Sipser 2.42 Let E = {1,#} and Y = { w | w = t1#t2# ...... #tk for k ≥ 0, each ti ∈ 1*, and ti ≠ tj whenever i ≠ j}. Prove that Y is not context free.

2.42

Let E = {1,#} and Y = { w | w = t₁#t₂# ...... #t_k for k ≥ 0, each ti ∈ 1^*, and t_i ≠ t_j whenever i ≠ j}. Prove that Y is not context free.

Solution: 

consider  a string 1^p#1^p+1# ... #1^2p-1#1^2p#1^2p+1# ... #1^3p where p is pumping length.
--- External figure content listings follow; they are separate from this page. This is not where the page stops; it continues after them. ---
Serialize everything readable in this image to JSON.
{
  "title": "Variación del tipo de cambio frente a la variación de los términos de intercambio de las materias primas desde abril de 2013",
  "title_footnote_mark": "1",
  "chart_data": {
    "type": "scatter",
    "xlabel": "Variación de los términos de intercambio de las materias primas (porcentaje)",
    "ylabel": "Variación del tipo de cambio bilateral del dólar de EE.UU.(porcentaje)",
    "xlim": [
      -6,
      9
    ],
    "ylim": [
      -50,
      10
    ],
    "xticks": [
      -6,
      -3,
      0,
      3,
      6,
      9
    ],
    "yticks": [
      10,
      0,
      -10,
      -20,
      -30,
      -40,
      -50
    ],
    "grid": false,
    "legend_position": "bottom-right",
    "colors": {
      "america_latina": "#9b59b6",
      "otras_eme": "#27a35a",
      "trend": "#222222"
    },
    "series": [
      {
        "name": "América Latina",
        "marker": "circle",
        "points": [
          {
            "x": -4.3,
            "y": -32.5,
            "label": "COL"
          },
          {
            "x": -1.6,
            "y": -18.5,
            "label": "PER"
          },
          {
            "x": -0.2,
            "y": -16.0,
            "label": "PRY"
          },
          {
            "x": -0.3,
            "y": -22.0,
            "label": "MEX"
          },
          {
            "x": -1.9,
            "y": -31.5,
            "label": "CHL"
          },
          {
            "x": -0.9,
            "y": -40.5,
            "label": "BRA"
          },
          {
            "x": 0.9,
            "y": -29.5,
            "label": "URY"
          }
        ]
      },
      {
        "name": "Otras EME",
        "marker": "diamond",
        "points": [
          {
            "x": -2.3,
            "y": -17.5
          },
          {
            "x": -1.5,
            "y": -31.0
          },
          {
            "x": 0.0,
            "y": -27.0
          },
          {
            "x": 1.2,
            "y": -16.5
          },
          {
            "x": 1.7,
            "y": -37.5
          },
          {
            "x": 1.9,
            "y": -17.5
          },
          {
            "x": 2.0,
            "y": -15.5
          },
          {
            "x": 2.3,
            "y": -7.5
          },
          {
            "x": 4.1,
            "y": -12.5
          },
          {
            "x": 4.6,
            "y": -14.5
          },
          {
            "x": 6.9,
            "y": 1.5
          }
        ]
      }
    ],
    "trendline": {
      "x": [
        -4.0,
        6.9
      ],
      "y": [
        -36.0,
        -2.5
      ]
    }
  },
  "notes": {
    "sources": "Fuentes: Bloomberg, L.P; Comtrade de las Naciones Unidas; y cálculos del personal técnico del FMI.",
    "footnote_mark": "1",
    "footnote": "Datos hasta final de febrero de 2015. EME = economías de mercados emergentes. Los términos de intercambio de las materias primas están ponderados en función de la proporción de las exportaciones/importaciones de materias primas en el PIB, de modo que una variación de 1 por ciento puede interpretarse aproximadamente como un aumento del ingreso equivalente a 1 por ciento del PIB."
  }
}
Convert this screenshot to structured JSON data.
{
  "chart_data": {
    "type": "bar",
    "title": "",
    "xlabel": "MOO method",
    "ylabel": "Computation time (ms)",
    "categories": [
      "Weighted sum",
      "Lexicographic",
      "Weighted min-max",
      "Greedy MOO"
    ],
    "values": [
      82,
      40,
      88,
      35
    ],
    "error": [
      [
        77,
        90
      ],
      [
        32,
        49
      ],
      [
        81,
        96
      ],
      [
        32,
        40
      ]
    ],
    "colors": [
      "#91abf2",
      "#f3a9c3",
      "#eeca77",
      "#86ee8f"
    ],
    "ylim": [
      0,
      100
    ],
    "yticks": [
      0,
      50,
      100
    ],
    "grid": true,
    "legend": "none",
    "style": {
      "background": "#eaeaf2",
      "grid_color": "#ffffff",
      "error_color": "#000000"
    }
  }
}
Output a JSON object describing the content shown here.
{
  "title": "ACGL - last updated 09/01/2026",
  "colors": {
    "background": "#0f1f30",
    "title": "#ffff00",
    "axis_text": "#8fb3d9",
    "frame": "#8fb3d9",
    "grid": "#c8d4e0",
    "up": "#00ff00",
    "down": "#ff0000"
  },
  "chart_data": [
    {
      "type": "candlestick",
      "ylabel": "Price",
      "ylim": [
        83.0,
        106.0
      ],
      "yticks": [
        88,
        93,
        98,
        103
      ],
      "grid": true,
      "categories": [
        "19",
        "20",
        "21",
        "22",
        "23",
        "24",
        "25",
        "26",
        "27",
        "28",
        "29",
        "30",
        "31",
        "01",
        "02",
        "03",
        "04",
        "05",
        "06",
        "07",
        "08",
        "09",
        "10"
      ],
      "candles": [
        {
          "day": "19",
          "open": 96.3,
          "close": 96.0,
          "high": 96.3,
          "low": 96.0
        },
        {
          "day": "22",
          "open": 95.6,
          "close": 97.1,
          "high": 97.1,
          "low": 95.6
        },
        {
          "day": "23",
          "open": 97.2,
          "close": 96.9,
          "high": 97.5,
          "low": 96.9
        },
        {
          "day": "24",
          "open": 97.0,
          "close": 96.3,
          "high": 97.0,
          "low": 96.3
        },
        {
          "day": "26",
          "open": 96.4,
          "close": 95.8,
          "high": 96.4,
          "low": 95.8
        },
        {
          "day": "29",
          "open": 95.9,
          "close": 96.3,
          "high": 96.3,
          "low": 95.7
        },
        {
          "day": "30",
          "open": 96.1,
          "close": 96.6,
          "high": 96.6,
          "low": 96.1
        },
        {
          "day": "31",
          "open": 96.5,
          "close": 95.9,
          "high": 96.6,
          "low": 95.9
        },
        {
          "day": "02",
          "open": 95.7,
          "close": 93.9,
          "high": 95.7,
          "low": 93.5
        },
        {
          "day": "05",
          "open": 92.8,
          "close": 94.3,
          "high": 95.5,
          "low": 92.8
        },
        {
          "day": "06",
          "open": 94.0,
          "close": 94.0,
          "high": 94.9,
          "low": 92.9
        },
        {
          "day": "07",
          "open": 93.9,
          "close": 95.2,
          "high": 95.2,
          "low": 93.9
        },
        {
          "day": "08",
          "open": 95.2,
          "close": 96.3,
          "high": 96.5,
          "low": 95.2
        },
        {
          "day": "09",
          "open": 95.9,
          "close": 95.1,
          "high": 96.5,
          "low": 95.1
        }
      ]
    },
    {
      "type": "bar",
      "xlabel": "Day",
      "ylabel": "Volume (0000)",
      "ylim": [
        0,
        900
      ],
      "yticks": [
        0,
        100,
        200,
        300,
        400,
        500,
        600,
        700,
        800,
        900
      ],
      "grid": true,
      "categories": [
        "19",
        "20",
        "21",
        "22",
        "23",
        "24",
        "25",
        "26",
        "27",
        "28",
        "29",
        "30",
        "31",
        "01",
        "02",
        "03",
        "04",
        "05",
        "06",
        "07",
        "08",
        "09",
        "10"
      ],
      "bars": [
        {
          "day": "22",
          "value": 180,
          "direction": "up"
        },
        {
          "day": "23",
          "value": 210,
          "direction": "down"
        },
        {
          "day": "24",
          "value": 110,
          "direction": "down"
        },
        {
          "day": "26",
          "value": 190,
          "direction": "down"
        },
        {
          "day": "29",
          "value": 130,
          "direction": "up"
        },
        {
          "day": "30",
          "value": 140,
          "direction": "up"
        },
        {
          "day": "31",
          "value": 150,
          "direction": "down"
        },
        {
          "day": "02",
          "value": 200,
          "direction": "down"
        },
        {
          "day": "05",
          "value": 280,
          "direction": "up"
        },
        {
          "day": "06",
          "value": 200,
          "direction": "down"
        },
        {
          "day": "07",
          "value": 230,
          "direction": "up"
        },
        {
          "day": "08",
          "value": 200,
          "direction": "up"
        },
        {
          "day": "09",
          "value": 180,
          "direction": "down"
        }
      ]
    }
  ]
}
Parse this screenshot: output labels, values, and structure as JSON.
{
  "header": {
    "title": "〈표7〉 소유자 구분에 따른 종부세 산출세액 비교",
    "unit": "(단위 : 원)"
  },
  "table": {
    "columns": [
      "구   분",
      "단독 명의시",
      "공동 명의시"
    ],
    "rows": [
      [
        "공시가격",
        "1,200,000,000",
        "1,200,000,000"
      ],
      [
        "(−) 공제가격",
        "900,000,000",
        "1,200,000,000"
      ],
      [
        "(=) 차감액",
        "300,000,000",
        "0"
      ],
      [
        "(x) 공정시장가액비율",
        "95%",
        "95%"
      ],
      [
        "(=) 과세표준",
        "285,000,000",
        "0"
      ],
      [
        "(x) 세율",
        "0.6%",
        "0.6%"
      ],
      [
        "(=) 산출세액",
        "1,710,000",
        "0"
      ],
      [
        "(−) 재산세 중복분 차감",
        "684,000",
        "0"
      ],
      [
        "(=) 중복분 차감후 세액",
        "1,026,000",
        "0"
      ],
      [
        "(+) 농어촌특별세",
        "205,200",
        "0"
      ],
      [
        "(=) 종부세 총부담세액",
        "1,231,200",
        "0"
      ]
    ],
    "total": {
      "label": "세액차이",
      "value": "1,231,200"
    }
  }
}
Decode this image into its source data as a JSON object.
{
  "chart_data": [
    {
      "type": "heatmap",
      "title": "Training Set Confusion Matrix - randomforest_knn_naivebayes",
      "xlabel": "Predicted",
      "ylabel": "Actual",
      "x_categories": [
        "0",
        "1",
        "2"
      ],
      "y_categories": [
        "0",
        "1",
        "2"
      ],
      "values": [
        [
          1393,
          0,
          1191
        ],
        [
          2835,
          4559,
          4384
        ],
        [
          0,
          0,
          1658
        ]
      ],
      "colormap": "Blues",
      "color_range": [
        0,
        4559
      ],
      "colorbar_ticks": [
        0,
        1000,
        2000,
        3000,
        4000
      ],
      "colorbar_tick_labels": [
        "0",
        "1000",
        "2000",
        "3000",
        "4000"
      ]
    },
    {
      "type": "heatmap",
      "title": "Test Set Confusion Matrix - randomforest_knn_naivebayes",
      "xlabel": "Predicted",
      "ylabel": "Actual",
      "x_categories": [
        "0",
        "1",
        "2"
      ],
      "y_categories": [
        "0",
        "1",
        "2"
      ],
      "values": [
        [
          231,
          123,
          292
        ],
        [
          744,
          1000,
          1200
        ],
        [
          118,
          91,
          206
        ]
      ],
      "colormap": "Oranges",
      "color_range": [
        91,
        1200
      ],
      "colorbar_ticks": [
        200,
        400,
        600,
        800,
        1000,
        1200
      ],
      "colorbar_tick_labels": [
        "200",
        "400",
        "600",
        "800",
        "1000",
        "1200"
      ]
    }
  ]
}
While pumping there can be three possibilities :
1. If either v or y has a #. If so, then pump string 3 times.
Let's say hash is in v s.t. v = 1^m#1ⁿ, then v3 will be 1^m#1ⁿ1^m#1ⁿ1^m#1ⁿ = 1^m#1^n+m#1^n+m#1ⁿ. Otherwise # will be in y, which can be shown similarly.
2. If # lies in x,
     a. v lies in 1^j such that j < 2p. if |v| = 1 then pump up it twice, else if |v| > 1 then pump up it once. We must get t_i which will be equal to some t_j.  I have considered to pump twice if |v| = 1 because it may happen that |y| ≠ 0. Think what am I talking.
     b. y lies in 1^j such that j >= 2p. if |y| = 1 then pump down it twice, else if |y| > 1 then pump down it once.
     c. If one of the v and y is empty then pump other up or down once depending on where it lies i.e. 1^j   j is greater than 2p or other way.
3. If both v and y lies in same 1^j, and j ≤ 2p then pump up it once. Else if j > 2p then pump down it once.

I might not have explained properly, but think. You must get it.